12 Aug /15

Polenta

Polenta – Word of the day - EVS Translations
Polenta – Word of the day – EVS Translations

To many people, polenta is a staple of modern Italian cuisine, and why it should not be?
Much like the other Italian staples, pizza and pasta, the dish is the equivalent of a blank canvas: it can be made to be sweet or savoury and can be served as an appetizer, main course, or, potentially, even a dessert. Though the dish itself has really reached the peak of popularity over the last several decades, it has a long and rich history stretching back to the ancient world.

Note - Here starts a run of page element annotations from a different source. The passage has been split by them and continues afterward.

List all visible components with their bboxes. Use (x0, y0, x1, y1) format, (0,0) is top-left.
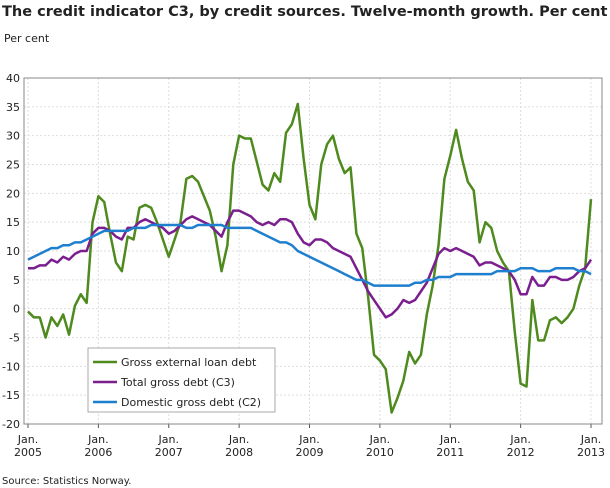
legend-label: Domestic gross debt (C2) (121, 396, 261, 409)
y-tick-label: 10 (6, 245, 20, 258)
series-line (28, 209, 593, 319)
x-tick-label: Jan. 2013 (577, 433, 605, 459)
y-tick-label: 0 (13, 303, 20, 316)
y-tick-label: -15 (2, 389, 20, 402)
y-tick-label: 35 (6, 101, 20, 114)
y-tick-label: 25 (6, 159, 20, 172)
y-tick-label: 30 (6, 130, 20, 143)
x-tick-label: Jan. 2008 (225, 433, 254, 459)
x-tick-label: Jan. 2005 (14, 433, 42, 459)
legend-label: Total gross debt (C3) (120, 376, 235, 389)
legend-box (87, 347, 276, 413)
y-tick-label: 15 (6, 216, 20, 229)
y-tick-label: -5 (9, 332, 20, 345)
y-tick-label: -10 (2, 360, 20, 373)
y-axis-label: Per cent (4, 32, 50, 45)
y-tick-label: 40 (6, 72, 20, 85)
x-tick-label: Jan. 2006 (84, 433, 113, 459)
x-tick-label: Jan. 2009 (295, 433, 324, 459)
x-tick-label: Jan. 2011 (436, 433, 465, 459)
plot-frame (23, 77, 603, 425)
chart-title: The credit indicator C3, by credit sourc… (2, 4, 607, 20)
series-line (27, 102, 593, 414)
legend-label: Gross external loan debt (121, 356, 257, 369)
x-tick-label: Jan. 2010 (365, 433, 394, 459)
x-tick-label: Jan. 2012 (506, 433, 535, 459)
source: Source: Statistics Norway. (2, 476, 131, 487)
series-line (27, 223, 592, 287)
x-tick-label: Jan. 2007 (154, 433, 183, 459)
y-tick-label: 5 (13, 274, 20, 287)
y-tick-label: -20 (2, 418, 20, 431)
y-tick-label: 20 (6, 187, 20, 200)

Before looking at the history, the word itself comes from the 16th century Italian word of the same spelling; however this is not its first brush with the English language. In Old English, the word polente was also a derivative or the original word, which comes from the Latin, pollenta, with a meaning of “hulled and crushed grain.”

Interestingly, though we have grown to think of polenta as an Italian dish, it is actually a meeting of the New and Old World. While the Romans had been eating a type of polenta made with farro, millet, spelt, or, typically, barley, the end product that it resembled was considered more of a porridge or gruel.

Polenta – corn

What made this soupy porridge into what we consider polenta nowadays, was a 16th century importation from the New World: corn. Ease of growing and increased crop yields caused corn to quickly become the grain of choice for polenta, which, due to its inexpensive nature, became a widespread peasant food across Europe and North America.

The first mention of a polenta in anything resembling English comes from the Old English Hexateuch, which was originally translated and compiled in the late 900s and is accredited to Aelfric of Eynsham. For Modern English, the first mention comes from William Turner’s A New Hardball, written in 1562, previous to the introduction of corn, where he states that, “Polenta..is made of fried or perched barley.” In just over a century though, as can be seen in the writings of Sir Thomas Browne’s Certain Miscellany Tracts (1683), the lines or New and Old World are beginning to be blurred: “The Polenta, and parched Corn, the old Diet of the Romans.”